The medical world now exists in a litigious environment, which is seen most clearly by the prominence of medical malpractice lawsuits. Medical malpractice litigation can weigh heavily on physicians and hospitals by impacts on their reputation and credibility as well as economic burden. The creation of this litigious environment within the healthcare system has placed pressure on hospitals and healthcare workers to avoid malpractice litigation. What is the effect of this on these physicians’ practices and preparation within and for their careers?
Part of what makes these medical malpractice cases such a prominent and controversial form of litigation is how deep these cases can run; they can have a great impact on the lives of the healthcare professionals themselves, the lawyers and of course, the victims. The magnitude of impact can be demonstrated by the awarded money alone, as seen in the over $200 million award given to Alan Navarro . Navarro went to an emergency room at a Florida hospital showing symptoms of a stroke. While the emergency room doctors told him that he had a headache, Navarro was left brain-damaged and disabled. After taking his case to court, a Florida jury awarded Navarro $100.1 million in punitive damages and $116.7 million in compensatory damages . The case of Neil Armstrong further illustrates the potentially strong impact of these cases on all parties involved. Mr. Armstrong died two weeks after undergoing heart surgery, and his two sons suggested that his death had been the fault of two physicians at the hospital. In response, the hospital paid the Armstrong family $6 million to handle the matter privately . This private handling of the Armstrong case shows that the threat of devastating publicity due to medical malpractice lawsuits can cause hospitals to act questionably.
In a scientific study published in the New England Journal of Medicine, researchers studied the risk of malpractice lawsuits based on various physician specialties and the resulting indemnity payments. The conclusion of this report is a noticeable difference across specialties both for risk of medical malpractice lawsuits and size of the resulting indemnity payments. Regardless, there is a high risk for these lawsuits across all specialties; the report notes that “the projected proportion of physicians facing a malpractice claim by the age of 65 years was high” and “it was estimated that by the age of 65 years, 75% of physicians in low-risk specialties had faced a malpractice claim, as compared with 99% of physicians in high-risk specialties” . The probability of physicians encountering malpractice litigation during their practice exceeds the majority; this makes it clear how these lawsuits are such a prominent looming threat for physicians and hospitals.
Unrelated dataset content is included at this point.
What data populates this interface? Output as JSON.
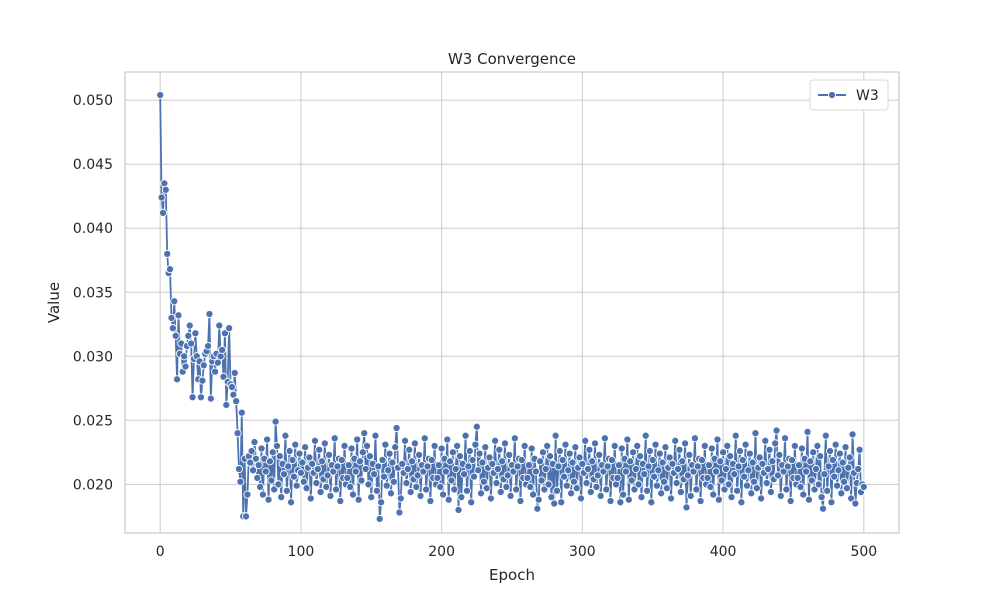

All physicians swear by the Hippocratic Oath, which serves as a baseline ethical and moral code for medicine. “In the oath, the physician pledges to prescribe only beneficial treatments, according to his abilities and judgment; to refrain from causing harm or hurt; and to live an exemplary personal and professional life” . Clearly, ensuring patient safety is supposedly one of the most integral parts of a physician’s practice, but the very existence of medical malpractice litigation can put that value into question. The researchers of a study that investigated the impact of malpractice litigation risk on physicians’ behavior regarding patient safety noted that “physicians practice behaviors that run counter to patient safety. These behaviors include practicing defensive medicine… failing to report incidents… and hesitating to disclose incidents to patients” . The practice of these behaviors is a clear, direct connection to the increased litigation of medicine; for example, physicians often practice defensive medicine by “ordering imaging tests and diagnostic measures for assurance” or “eliminating high risk procedures and avoiding patients with complications” . This type of behavior is driven by a desire to avoid malpractice litigation and can have financial and safety implications for the patient.
In a book published that analyzes the Malpractice System, the author regards that:
Physicians… often become demoralized, and depressed providers are not likely to be enthusiastic patient safety leaders. Tort law is adversarial by nature, while a culture of safety is collaborative… In a safety-conscious culture, doctors and nurses willingly report their mistakes as opportunities to make themselves and the system better… something they are unlikely to do in a litigious environment. 
When a hospital must operate in a litigious environment, its workers alter the way that they approach difficult situations; in this litigious environment, a culture of prioritizing avoiding devastating malpractice lawsuits over improving the hospital’s care can be created.
The American healthcare system is an incredibly complex and layered system that intertwines with other sectors of American society, and it is possible that the most notable intersection is with the legal system. The intersections between the medical world and the legal world have been increasingly apparent, as seen by the significant presence of medical malpractice litigation. The pressure of these lawsuits is so great that it has forced hospitals to act as if they are in a litigious environment, prompting physicians to sometimes prioritize avoiding malpractice litigation over patient safety, avoid reporting some incidents and practice defensive medicine. The COVID-19 pandemic has emphasized the importance of public health and reminded everyone of just how intertwined medicine and health can become with other aspects of life. As these intersections become apparent, it is imperative to the survival of our morals in healthcare that we develop systems and cultures that deter this prioritization of hospital reputation and career of the physician over genuine patient safety. Our healthcare providers are supposed to hold genuine regard for patient safety with the utmost importance, and we cannot allow for an overly litigious environment to destroy this standard; they cannot be in a position where they are forced to decide between the maintenance of their career and the wellbeing of their patient.